Written by Elizabeth Wurtzel, this is her true story of diagnosing her depression and trying to overcome it with therapy and drugs. Christina Ricci plays a young Wurtzel off at college. During her time there, she makes friends and crushes relationships. She is unable to deal with herself and torpedoes any relationship she’s in - whether its with her roommate or her boyfriend.
Elizabeth has all the promise in the world. She’s going to an ivy league school. She’s got a new group of friends. And she’s got a budding career as a journalist. Unfortunately, she’s a nut case. (That’s a scientific term, mind you.)
Speaking as a writer, these kinds of stories irritate me. I know it’s true, but from watching this movie, it seems that Elizabeth’s problem isn’t that she’s clinically depressed. It’s because she’s a first class a-hole. (That’s a scientific term as well.)

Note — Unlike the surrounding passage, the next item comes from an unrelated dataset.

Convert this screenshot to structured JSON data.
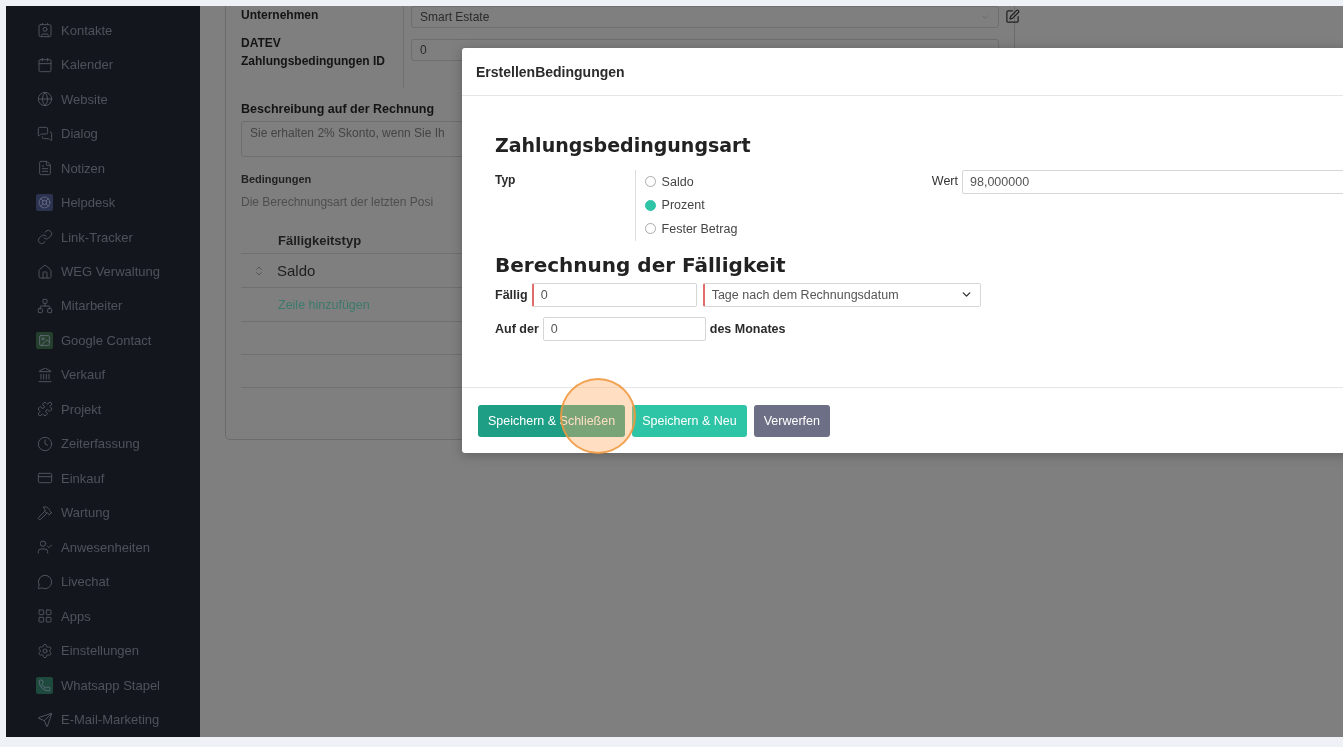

I hate seeing people (real or not) that have talent, make a name for themselves and then continue to feel sorry for themselves. I’ve known people with clinical depression, and while they have their issues, they’re not nearly as mean, vindictive and downright whacked (another scientific term) as Elizabeth Wurtzel.
And this lady’s on the best seller list! Talk about a literary Kurt Cobain in the making.

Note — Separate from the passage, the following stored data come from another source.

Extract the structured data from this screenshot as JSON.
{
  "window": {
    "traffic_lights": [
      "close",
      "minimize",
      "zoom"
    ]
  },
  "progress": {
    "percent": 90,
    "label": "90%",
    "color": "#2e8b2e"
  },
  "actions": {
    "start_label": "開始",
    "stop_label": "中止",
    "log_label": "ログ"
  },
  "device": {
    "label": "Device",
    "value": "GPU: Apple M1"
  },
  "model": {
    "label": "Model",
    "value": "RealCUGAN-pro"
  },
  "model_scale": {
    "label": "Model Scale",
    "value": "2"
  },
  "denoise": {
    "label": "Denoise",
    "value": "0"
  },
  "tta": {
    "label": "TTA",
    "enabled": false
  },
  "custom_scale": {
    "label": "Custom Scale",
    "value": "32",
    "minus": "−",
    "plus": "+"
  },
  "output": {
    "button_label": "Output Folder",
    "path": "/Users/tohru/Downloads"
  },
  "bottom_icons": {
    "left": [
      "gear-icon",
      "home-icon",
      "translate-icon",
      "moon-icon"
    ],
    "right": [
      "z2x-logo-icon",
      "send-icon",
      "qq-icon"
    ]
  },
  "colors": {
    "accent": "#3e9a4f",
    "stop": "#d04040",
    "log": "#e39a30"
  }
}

The film is meant to show the pain and suffering that a person with clinical depression is going through. And it eventually makes a backhanded compliment to drug manufacturers for developing something like Prozac that ends up medicating a nation. If I were Wurtzel, I’d think this was a godsend. Yet she’s bitter about it... even after she’s been on the drugs.
Overall, the film is well put together. The acting is excellent, except for the worthless Anne Heche’s lame role as Wurtzel’s therapist. Even Jason Biggs does a fine job in a part that is just cannon fodder for Wurtzel’s screwed up love life. Jessica Lange delivers a solid performance as Wurtzel’s equally screwed up mother. Ricci, of course, holds the film together. All their performances were good. The movie just got under my skin.

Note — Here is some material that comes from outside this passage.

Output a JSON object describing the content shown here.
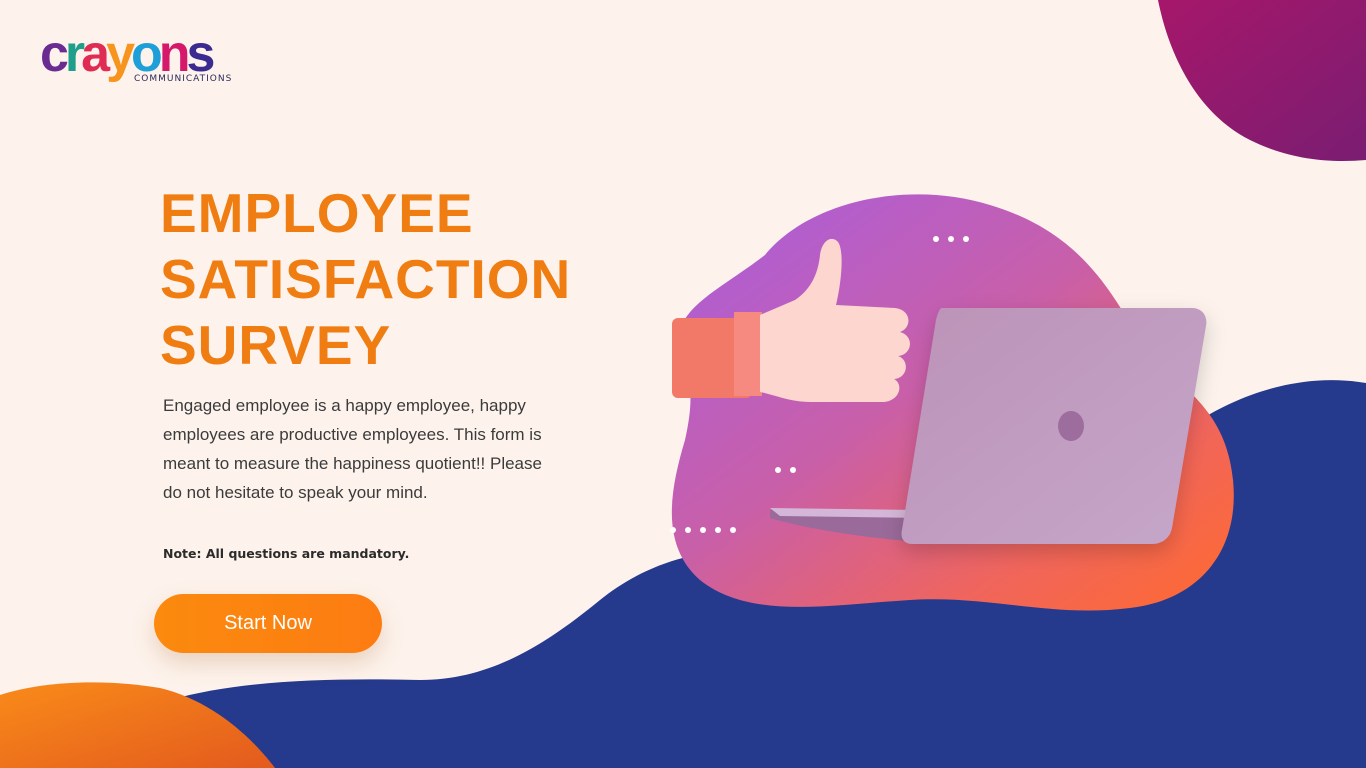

Like Christina Ricci’s figure as of late, this DVD is a little lean. The only special feature to speak of is an episode of IFC’s “Anatomy of a Scene.” The scene examined on this film is one of the many scenes where Elizabeth has a break down in front of her mother on the day after her birthday. If you’re into independent filmmaking and understanding the motivation behind the different choices a director can make, this is a good episode (and ultimately a good show) to watch.
I would have liked to see something in terms of commentaries on this film, possibly with Ricci or even director Erik Skjoldbjærd. However, what would have been best would be a commentary by Elizabeth Wurtzel herself. Of course, she’s probably too busy moping in depression, doping up on Prozac and then complaining about it.
Specifications: Dolby Digital Surround Sound. Widescreen (1.85:1) - Enhanced for 16x9 televisions. Spanish language track. English subtitles for the hearing impaired.